I’ve been doing a lot of, as the cliche goes, naval-gazing in a post-Election Day daze. I’ve been thinking over and thinking over the exit poll data indicating the importance of “moral values.”
That focus, coupled with the stereotype of progressive liberals, such as I am, makes it hard for me to comprehend how divided we are as a country. In truth, after thinking about it, I think it is not so much that we are that different. “They,” the people who did not vote with me, are not prima facie stupid, uninformed, rubes, unable to discern obvious truths. (OK, maybe some of them are.) We all just want to get through our individual days and feel good about the people closest to us and our lives.
I don’t myself understand how, but I think Bush & Co. just sold their message of “morality” so hard and strong and with an air of such supreme confidence and rightness that they convinced people literally and figuratively that theirs is the side of light, truth, morality, values and God. The GOP has developed a PR arm worthy of the tobacco industry in the 1940s.
I can almost understand voting for GW if you believe in his evangelical agenda. If I were born again, it would be appealing, just as I know that many people voted for JFK because of his Roman Catholicism. But, I have a lot of trouble understanding how you could view GW as a true-believer when his main advisors, especially the likes of Karl Rove and Dick Cheney, show absolutely no evidence of godliness in their ways or thoughts. They are cynical, political, powerful men, as driven by venal, earthbound urges as even the most unrepentent sinner.
While they have been hard-selling their moral superiority, we, the left, have become our own worst enemies and given them ground to expose our “sinning” ways.
The hard part for me personally is that I consider myself a moral, ethical person. I was brought up by one of the most scrupulously honest people I have ever met. (By that I mean honest to the point of getting home from the store, realizing that you got too much change and driving back to the store to return it honest. Yup, getting in the car to give back a dollar, Pat would have done that.) She was also an unbelievably compassionate (in a fucked up, bitterly sarcastic manner, but no less compassionate) woman, who would quite literally give you the coat off her back.

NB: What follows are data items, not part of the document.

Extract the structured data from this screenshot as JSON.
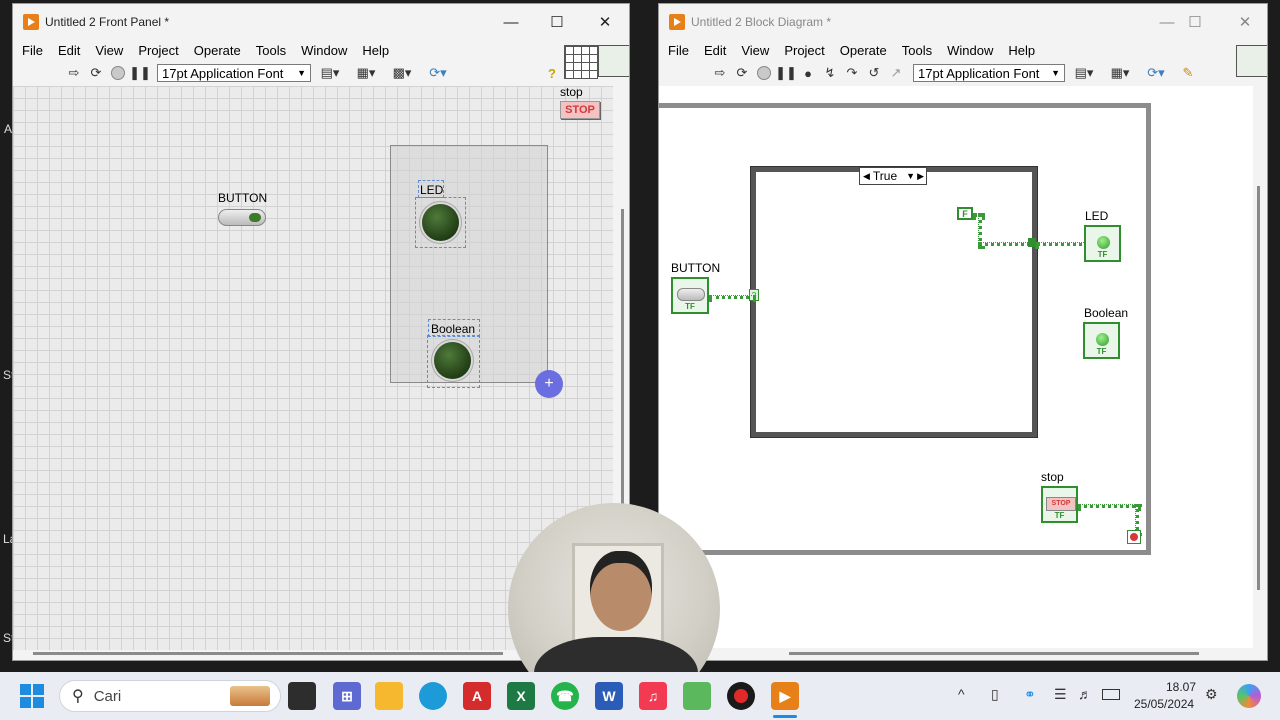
{
  "front_panel": {
    "title": "Untitled 2 Front Panel *",
    "menu": [
      "File",
      "Edit",
      "View",
      "Project",
      "Operate",
      "Tools",
      "Window",
      "Help"
    ],
    "font_select": "17pt Application Font",
    "controls": {
      "button_label": "BUTTON",
      "led_label": "LED",
      "boolean_label": "Boolean",
      "stop_label": "stop",
      "stop_text": "STOP"
    },
    "left_edge_letters": [
      "A",
      "St",
      "La",
      "St"
    ]
  },
  "block_diagram": {
    "title": "Untitled 2 Block Diagram *",
    "menu": [
      "File",
      "Edit",
      "View",
      "Project",
      "Operate",
      "Tools",
      "Window",
      "Help"
    ],
    "font_select": "17pt Application Font",
    "case_selector": "True",
    "false_constant": "F",
    "terminals": {
      "button_label": "BUTTON",
      "led_label": "LED",
      "boolean_label": "Boolean",
      "stop_label": "stop",
      "stop_text": "STOP",
      "tf": "TF"
    },
    "select_tunnel": "?"
  },
  "taskbar": {
    "search_placeholder": "Cari",
    "time": "18.07",
    "date": "25/05/2024",
    "pinned_icons": [
      "file-explorer-icon",
      "calculator-icon",
      "folder-icon",
      "edge-icon",
      "acrobat-icon",
      "excel-icon",
      "whatsapp-icon",
      "word-icon",
      "music-icon",
      "android-icon",
      "record-icon",
      "labview-icon"
    ]
  },
  "colors": {
    "accent_orange": "#e8801a",
    "terminal_green": "#2f8f2f",
    "led_dark": "#2a4a1a",
    "stop_red": "#d43a3a",
    "cursor_blue": "#6b6ee0"
  }
}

And, as a kid, I was part of a religious group that really seemed to embody what was being sermonized each week. To this day, I have a profound imprint of Mr. Boyce. He taught CCD classes, and each week he appealed for donations to, I think, help children in Appalachia or maybe the inner cities. In a time when more formal church appeals went overseas to help “starving children” in Africa or Asia or missionary work, our community raised money for domestic causes, because it was important that we face our own troubles at home.

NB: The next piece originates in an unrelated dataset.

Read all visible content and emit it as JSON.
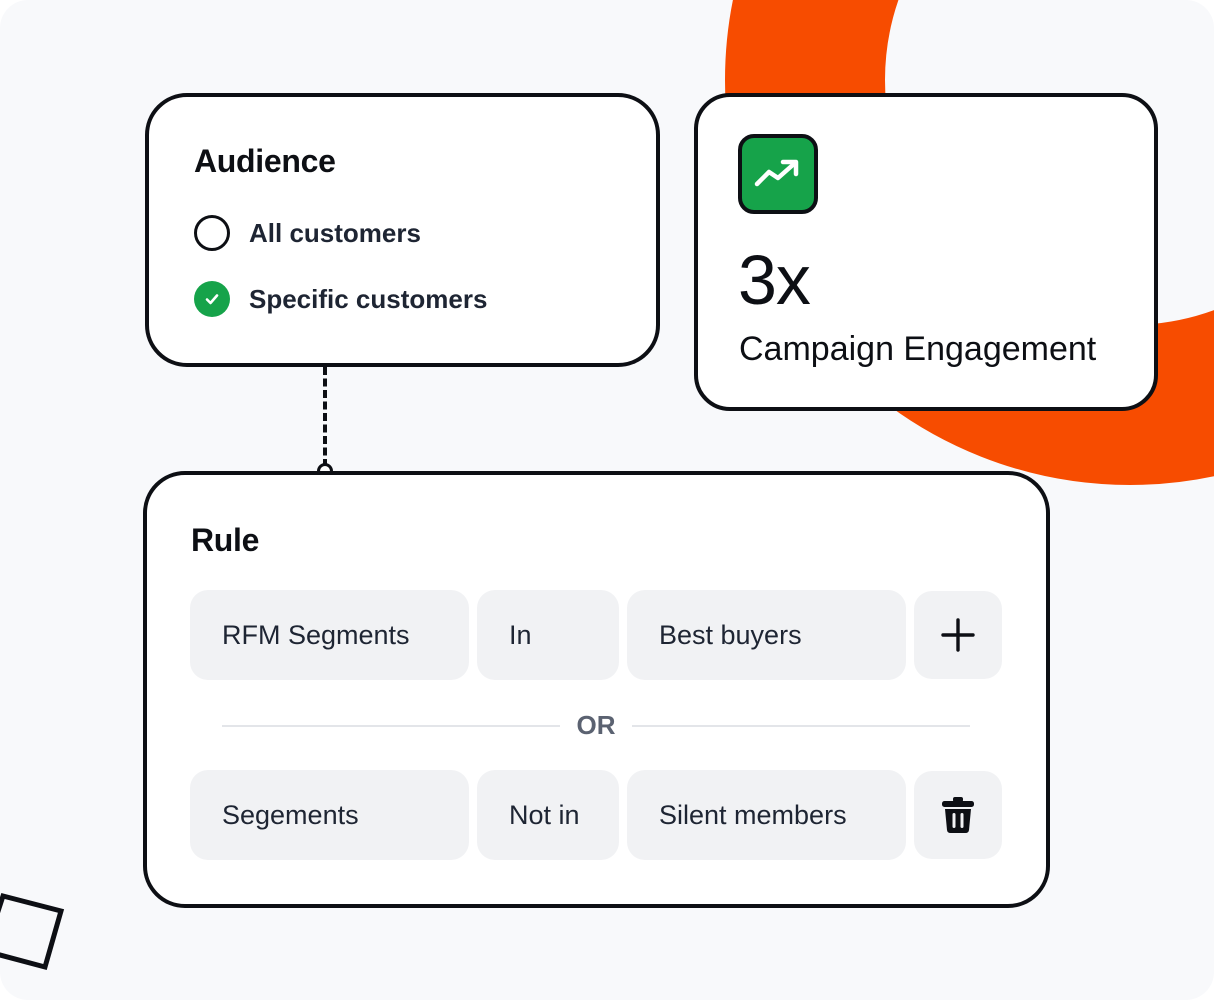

Every week, when it was time to offer call and response prayers freestyle, Mr. Boyce always had something or someone to pray for in the community or in the wider world. To my childish ears, it was always very sincere and not just public speaking showboating. Most of all, I remember Mr. Boyce during the “sign of peace.” His right hand was missing fingers, but when he shook your hand and wished you peace that was a mighty firm handshake, and it really felt that, by god, he wished you peace and all spiritual gifts out there in the world.
In this group and in all of my childhood, families were central. Family values, honoring the folks before you, turning to and supporting the people around you, helping when you can and being helped when in need, births, marriages, baptisms, deaths, and an abiding idea that there are people in your life that are not transitory but are integral and solid, all of these concepts have influenced my morality and, I think, are quite mundane when compared with the “moral values” being discussed in today’s news.
If the above is true, and in fact, we all share some very basic beliefs (leaving god aside), how is it that the Democrats cannot seem to find a way into the conversation and bring that other half of the country a long?